The rule should tell it like it is: “Don’t drive after you have consumed more alcohol than you can safely handle.” — Nameless, Cumberland,
NAMELESS: I am telling it like it is! Even one alcoholic drink can affect a person’s ability to drive an automobile safely. Medically, alcohol is classified as a depressant drug, which acts on the central nervous system, slowing activities of the brain.
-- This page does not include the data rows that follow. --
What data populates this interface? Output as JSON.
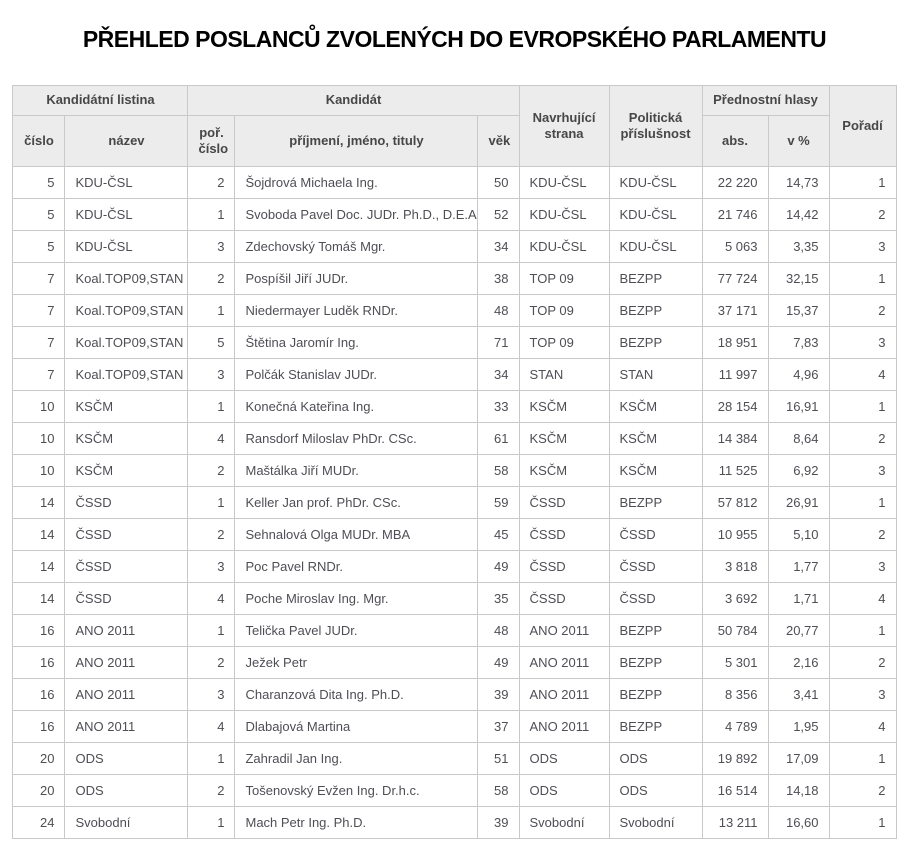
{
  "title": "PŘEHLED POSLANCŮ ZVOLENÝCH DO EVROPSKÉHO PARLAMENTU",
  "colors": {
    "header_bg": "#ececec",
    "border": "#c9c9c9",
    "header_text": "#474747",
    "body_text": "#4e4e55",
    "title_text": "#000000"
  },
  "table": {
    "header_groups": [
      {
        "label": "Kandidátní listina"
      },
      {
        "label": "Kandidát"
      },
      {
        "label": "Navrhující strana"
      },
      {
        "label": "Politická příslušnost"
      },
      {
        "label": "Přednostní hlasy"
      },
      {
        "label": "Pořadí"
      }
    ],
    "sub_headers": [
      "číslo",
      "název",
      "poř. číslo",
      "příjmení, jméno, tituly",
      "věk",
      "abs.",
      "v %"
    ],
    "column_keys": [
      "listina-cislo",
      "listina-nazev",
      "por-cislo",
      "prijmeni-jmeno-tituly",
      "vek",
      "navrhujici-strana",
      "politicka-prislusnost",
      "hlasy-abs",
      "hlasy-pct",
      "poradi"
    ],
    "column_align": [
      "r",
      "l",
      "r",
      "l",
      "r",
      "l",
      "l",
      "r",
      "r",
      "r"
    ],
    "rows": [
      [
        "5",
        "KDU-ČSL",
        "2",
        "Šojdrová Michaela Ing.",
        "50",
        "KDU-ČSL",
        "KDU-ČSL",
        "22 220",
        "14,73",
        "1"
      ],
      [
        "5",
        "KDU-ČSL",
        "1",
        "Svoboda Pavel Doc. JUDr. Ph.D., D.E.A.",
        "52",
        "KDU-ČSL",
        "KDU-ČSL",
        "21 746",
        "14,42",
        "2"
      ],
      [
        "5",
        "KDU-ČSL",
        "3",
        "Zdechovský Tomáš Mgr.",
        "34",
        "KDU-ČSL",
        "KDU-ČSL",
        "5 063",
        "3,35",
        "3"
      ],
      [
        "7",
        "Koal.TOP09,STAN",
        "2",
        "Pospíšil Jiří JUDr.",
        "38",
        "TOP 09",
        "BEZPP",
        "77 724",
        "32,15",
        "1"
      ],
      [
        "7",
        "Koal.TOP09,STAN",
        "1",
        "Niedermayer Luděk RNDr.",
        "48",
        "TOP 09",
        "BEZPP",
        "37 171",
        "15,37",
        "2"
      ],
      [
        "7",
        "Koal.TOP09,STAN",
        "5",
        "Štětina Jaromír Ing.",
        "71",
        "TOP 09",
        "BEZPP",
        "18 951",
        "7,83",
        "3"
      ],
      [
        "7",
        "Koal.TOP09,STAN",
        "3",
        "Polčák Stanislav JUDr.",
        "34",
        "STAN",
        "STAN",
        "11 997",
        "4,96",
        "4"
      ],
      [
        "10",
        "KSČM",
        "1",
        "Konečná Kateřina Ing.",
        "33",
        "KSČM",
        "KSČM",
        "28 154",
        "16,91",
        "1"
      ],
      [
        "10",
        "KSČM",
        "4",
        "Ransdorf Miloslav PhDr. CSc.",
        "61",
        "KSČM",
        "KSČM",
        "14 384",
        "8,64",
        "2"
      ],
      [
        "10",
        "KSČM",
        "2",
        "Maštálka Jiří MUDr.",
        "58",
        "KSČM",
        "KSČM",
        "11 525",
        "6,92",
        "3"
      ],
      [
        "14",
        "ČSSD",
        "1",
        "Keller Jan prof. PhDr. CSc.",
        "59",
        "ČSSD",
        "BEZPP",
        "57 812",
        "26,91",
        "1"
      ],
      [
        "14",
        "ČSSD",
        "2",
        "Sehnalová Olga MUDr. MBA",
        "45",
        "ČSSD",
        "ČSSD",
        "10 955",
        "5,10",
        "2"
      ],
      [
        "14",
        "ČSSD",
        "3",
        "Poc Pavel RNDr.",
        "49",
        "ČSSD",
        "ČSSD",
        "3 818",
        "1,77",
        "3"
      ],
      [
        "14",
        "ČSSD",
        "4",
        "Poche Miroslav Ing. Mgr.",
        "35",
        "ČSSD",
        "ČSSD",
        "3 692",
        "1,71",
        "4"
      ],
      [
        "16",
        "ANO 2011",
        "1",
        "Telička Pavel JUDr.",
        "48",
        "ANO 2011",
        "BEZPP",
        "50 784",
        "20,77",
        "1"
      ],
      [
        "16",
        "ANO 2011",
        "2",
        "Ježek Petr",
        "49",
        "ANO 2011",
        "BEZPP",
        "5 301",
        "2,16",
        "2"
      ],
      [
        "16",
        "ANO 2011",
        "3",
        "Charanzová Dita Ing. Ph.D.",
        "39",
        "ANO 2011",
        "BEZPP",
        "8 356",
        "3,41",
        "3"
      ],
      [
        "16",
        "ANO 2011",
        "4",
        "Dlabajová Martina",
        "37",
        "ANO 2011",
        "BEZPP",
        "4 789",
        "1,95",
        "4"
      ],
      [
        "20",
        "ODS",
        "1",
        "Zahradil Jan Ing.",
        "51",
        "ODS",
        "ODS",
        "19 892",
        "17,09",
        "1"
      ],
      [
        "20",
        "ODS",
        "2",
        "Tošenovský Evžen Ing. Dr.h.c.",
        "58",
        "ODS",
        "ODS",
        "16 514",
        "14,18",
        "2"
      ],
      [
        "24",
        "Svobodní",
        "1",
        "Mach Petr Ing. Ph.D.",
        "39",
        "Svobodní",
        "Svobodní",
        "13 211",
        "16,60",
        "1"
      ]
    ]
  }
}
Even after only one drink, a driver’s foot may be slowed a fraction of a second in the transfer from the accelerator to the brake pedal. The result could be a tragic accident. Alcohol also has an effect on the driver’s vision, and even one drink can alter depth perception.
According to the American Automobile Association, one or two drinks can cause a driver to be impaired. Even when alcohol is not an issue, driving is a challenge. Alcohol always increases this challenge.
Whether or not you agree or don’t agree, the legal age to consume alcohol is 21 and over.
Every time you consume alcohol you are in violation of the law. You owe it to all of the other automobile drivers and passengers in the Cumberland area to be alcohol-free when you are behind the wheel. I hope you find a boyfriend soon who says no to alcohol and will influence you to do the same so you can party legally and leave the driving to him so that you both arrive home safely.
DR. WALLACE: Josh and I have been dating for over a year. He is 22 and I’m 20 and we are in love. We got engaged on my birthday a couple of months ago, and although we haven’t set the date, we look forward to getting married.
My concern is that, at times, he gets violently angry with me and threatens me. Although he has never yet hit me with his fist, he has slapped me, shoved me and last week he even kicked me. He is usually sweet and nice to me until something sets him off. But then afterward he promises he’ll never get mad at me again, but somehow, he always does.
I keep telling myself that after we’re married he will behave himself all the time, but my best friend thinks otherwise. She has seen his temper a couple of times and she thinks that marrying him would be a huge mistake. Please give me your opinion about this. Nameless, Moncton, New
NAMELESS: No one should be subjected to any type of physical abuse, especially from someone who says he loves you and wants you to be his life’s partner. It’s a good thing he’s not your enemy!
Forget about marrying Josh, now or any time in the future. Return his ring and suggest that he get immediate psychological help in controlling his temper. Under no circumstance should you allow him to talk, beg or plead his way back into your life. When you tell him goodbye, it should be forever.
Thank your best friend for giving you very sound advice.